Nishizaki Sierra S, Boyle Alan P
Department of Human Genetics, University of Michigan, Ann Arbor, MI 48109, USA.
Department of Human Genetics, University of Michigan, Ann Arbor, MI 48109, USA; Department of Computational Medicine and Bioinformatics, University of Michigan, Ann Arbor, MI 48109, USA.
Trends Genet. 2017 Jan;33(1):34-45. doi: 10.1016/j.tig.2016.10.008. Epub 2016 Dec 6.
One of the formative goals of genetics research is to understand how genetic variation leads to phenotypic differences and human disease. Genome-wide association studies (GWASs) bring us closer to this goal by linking variation with disease faster than ever before. Despite this, GWASs alone are unable to pinpoint disease-causing single nucleotide polymorphisms (SNPs). Noncoding SNPs, which represent the majority of GWAS SNPs, present a particular challenge. To address this challenge, an array of computational tools designed to prioritize and predict the function of noncoding GWAS SNPs have been developed. However, fewer than 40% of GWAS publications from 2015 utilized these tools. We discuss several leading methods for annotating noncoding variants and how they can be integrated into research pipelines in hopes that they will be broadly applied in future GWAS analyses.

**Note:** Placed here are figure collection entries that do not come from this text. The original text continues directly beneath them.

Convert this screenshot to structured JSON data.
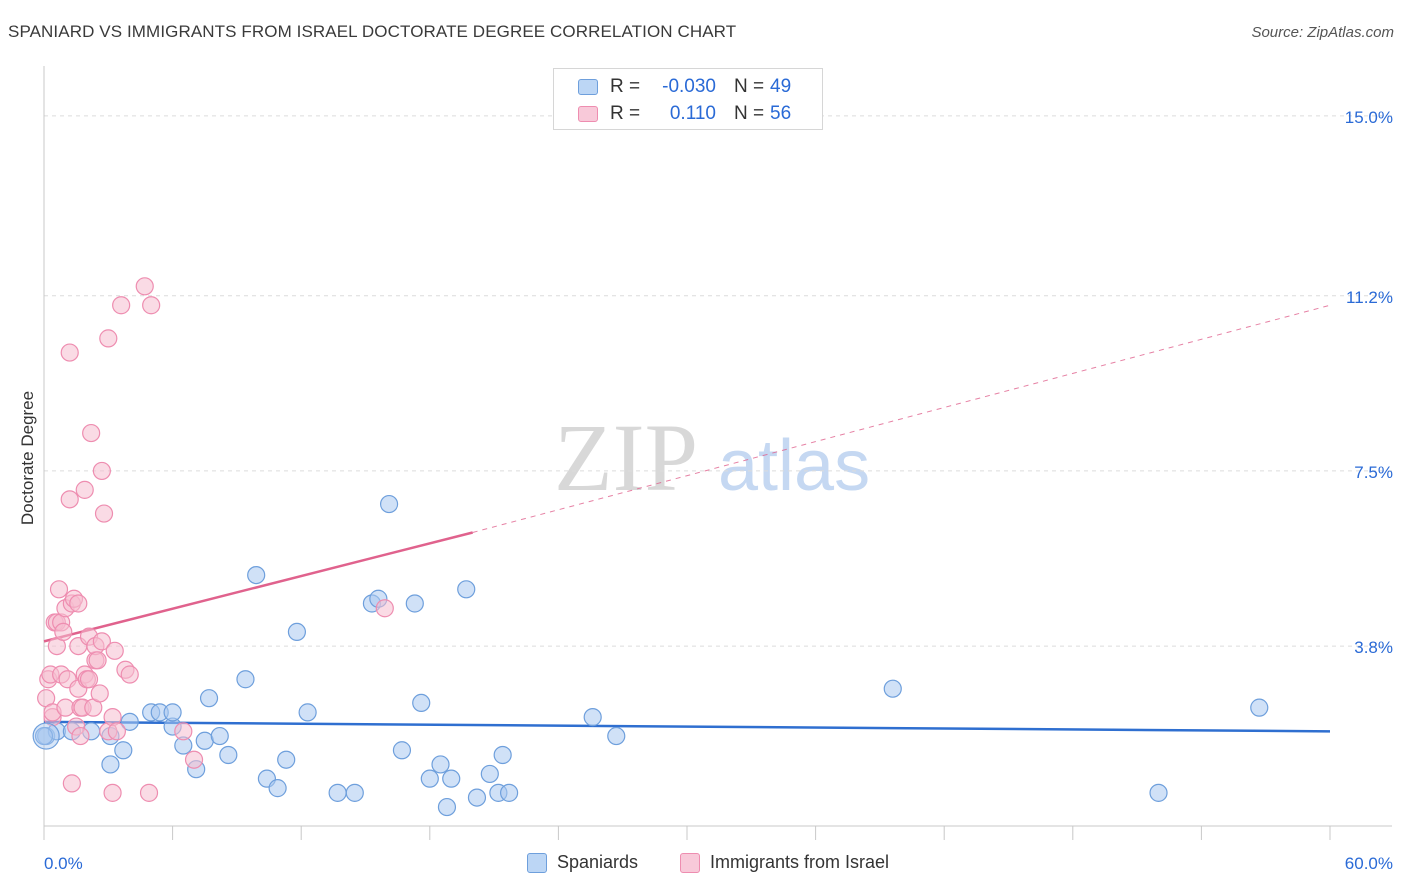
{
  "title": "SPANIARD VS IMMIGRANTS FROM ISRAEL DOCTORATE DEGREE CORRELATION CHART",
  "source": "Source: ZipAtlas.com",
  "watermark": {
    "zip": "ZIP",
    "atlas": "atlas"
  },
  "legend_top": {
    "rows": [
      {
        "r_label": "R =",
        "r_value": "-0.030",
        "n_label": "N =",
        "n_value": "49"
      },
      {
        "r_label": "R =",
        "r_value": "0.110",
        "n_label": "N =",
        "n_value": "56"
      }
    ]
  },
  "colors": {
    "blue_fill": "#a9c8f0",
    "blue_stroke": "#6e9fdc",
    "blue_line": "#2f6fd0",
    "pink_fill": "#f6bdd0",
    "pink_stroke": "#ee8db0",
    "pink_line": "#e0628d",
    "grid": "#dcdcdc",
    "axis_label": "#2a6ad6"
  },
  "chart_data": {
    "type": "scatter",
    "title": "SPANIARD VS IMMIGRANTS FROM ISRAEL DOCTORATE DEGREE CORRELATION CHART",
    "xlabel": "",
    "ylabel": "Doctorate Degree",
    "xlim": [
      0,
      60
    ],
    "ylim": [
      0,
      15.8
    ],
    "x_tick_labels": {
      "left": "0.0%",
      "right": "60.0%"
    },
    "y_ticks": [
      3.8,
      7.5,
      11.2,
      15.0
    ],
    "y_tick_labels": [
      "3.8%",
      "7.5%",
      "11.2%",
      "15.0%"
    ],
    "series": [
      {
        "name": "Spaniards",
        "color": "blue",
        "points": [
          [
            0.1,
            1.9
          ],
          [
            0.6,
            2.0
          ],
          [
            1.3,
            2.0
          ],
          [
            2.2,
            2.0
          ],
          [
            3.1,
            1.3
          ],
          [
            3.1,
            1.9
          ],
          [
            3.7,
            1.6
          ],
          [
            4.0,
            2.2
          ],
          [
            5.0,
            2.4
          ],
          [
            5.4,
            2.4
          ],
          [
            6.0,
            2.1
          ],
          [
            6.0,
            2.4
          ],
          [
            6.5,
            1.7
          ],
          [
            7.1,
            1.2
          ],
          [
            7.5,
            1.8
          ],
          [
            7.7,
            2.7
          ],
          [
            8.2,
            1.9
          ],
          [
            8.6,
            1.5
          ],
          [
            9.4,
            3.1
          ],
          [
            9.9,
            5.3
          ],
          [
            10.4,
            1.0
          ],
          [
            10.9,
            0.8
          ],
          [
            11.3,
            1.4
          ],
          [
            11.8,
            4.1
          ],
          [
            12.3,
            2.4
          ],
          [
            13.7,
            0.7
          ],
          [
            14.5,
            0.7
          ],
          [
            15.3,
            4.7
          ],
          [
            15.6,
            4.8
          ],
          [
            16.1,
            6.8
          ],
          [
            16.7,
            1.6
          ],
          [
            17.3,
            4.7
          ],
          [
            17.6,
            2.6
          ],
          [
            18.0,
            1.0
          ],
          [
            18.5,
            1.3
          ],
          [
            18.8,
            0.4
          ],
          [
            19.0,
            1.0
          ],
          [
            19.7,
            5.0
          ],
          [
            20.2,
            0.6
          ],
          [
            20.8,
            1.1
          ],
          [
            21.2,
            0.7
          ],
          [
            21.4,
            1.5
          ],
          [
            21.7,
            0.7
          ],
          [
            25.6,
            2.3
          ],
          [
            26.7,
            1.9
          ],
          [
            39.6,
            2.9
          ],
          [
            52.0,
            0.7
          ],
          [
            56.7,
            2.5
          ],
          [
            0.0,
            1.9
          ]
        ]
      },
      {
        "name": "Immigrants from Israel",
        "color": "pink",
        "points": [
          [
            0.1,
            2.7
          ],
          [
            0.2,
            3.1
          ],
          [
            0.3,
            3.2
          ],
          [
            0.4,
            2.3
          ],
          [
            0.4,
            2.4
          ],
          [
            0.5,
            4.3
          ],
          [
            0.6,
            3.8
          ],
          [
            0.6,
            4.3
          ],
          [
            0.7,
            5.0
          ],
          [
            0.8,
            3.2
          ],
          [
            0.8,
            4.3
          ],
          [
            0.9,
            4.1
          ],
          [
            1.0,
            2.5
          ],
          [
            1.0,
            4.6
          ],
          [
            1.1,
            3.1
          ],
          [
            1.2,
            6.9
          ],
          [
            1.2,
            10.0
          ],
          [
            1.3,
            0.9
          ],
          [
            1.3,
            4.7
          ],
          [
            1.4,
            4.8
          ],
          [
            1.5,
            2.1
          ],
          [
            1.6,
            2.9
          ],
          [
            1.6,
            3.8
          ],
          [
            1.6,
            4.7
          ],
          [
            1.7,
            2.5
          ],
          [
            1.7,
            1.9
          ],
          [
            1.8,
            2.5
          ],
          [
            1.9,
            3.2
          ],
          [
            1.9,
            7.1
          ],
          [
            2.0,
            3.1
          ],
          [
            2.1,
            3.1
          ],
          [
            2.1,
            4.0
          ],
          [
            2.2,
            8.3
          ],
          [
            2.3,
            2.5
          ],
          [
            2.4,
            3.5
          ],
          [
            2.4,
            3.8
          ],
          [
            2.5,
            3.5
          ],
          [
            2.6,
            2.8
          ],
          [
            2.7,
            7.5
          ],
          [
            2.7,
            3.9
          ],
          [
            2.8,
            6.6
          ],
          [
            3.0,
            2.0
          ],
          [
            3.0,
            10.3
          ],
          [
            3.2,
            0.7
          ],
          [
            3.2,
            2.3
          ],
          [
            3.3,
            3.7
          ],
          [
            3.4,
            2.0
          ],
          [
            3.6,
            11.0
          ],
          [
            3.8,
            3.3
          ],
          [
            4.0,
            3.2
          ],
          [
            4.7,
            11.4
          ],
          [
            4.9,
            0.7
          ],
          [
            5.0,
            11.0
          ],
          [
            6.5,
            2.0
          ],
          [
            7.0,
            1.4
          ],
          [
            15.9,
            4.6
          ]
        ]
      }
    ],
    "trend_lines": [
      {
        "series": "Spaniards",
        "x": [
          0,
          60
        ],
        "y": [
          2.2,
          2.0
        ],
        "style": "solid"
      },
      {
        "series": "Immigrants from Israel",
        "x": [
          0,
          20
        ],
        "y": [
          3.9,
          6.2
        ],
        "style": "solid"
      },
      {
        "series": "Immigrants from Israel",
        "x": [
          20,
          60
        ],
        "y": [
          6.2,
          11.0
        ],
        "style": "dashed"
      }
    ],
    "legend": [
      "Spaniards",
      "Immigrants from Israel"
    ]
  }
}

遗传学研究的一个重要目标是了解基因变异如何导致表型差异和人类疾病。全基因组关联研究(GWAS)通过以前所未有的速度将变异与疾病联系起来,使我们离这个目标更近了一步。尽管如此,仅靠GWAS无法确定致病的单核苷酸多态性(SNP)。非编码SNP占GWAS SNP的大多数,带来了特别的挑战。为应对这一挑战,已开发出一系列旨在对非编码GWAS SNP的功能进行优先级排序和预测的计算工具。然而,2015年以来不到40%的GWAS出版物使用了这些工具。我们讨论了几种注释非编码变异的主要方法以及如何将它们整合到研究流程中,希望它们能在未来的GWAS分析中得到广泛应用。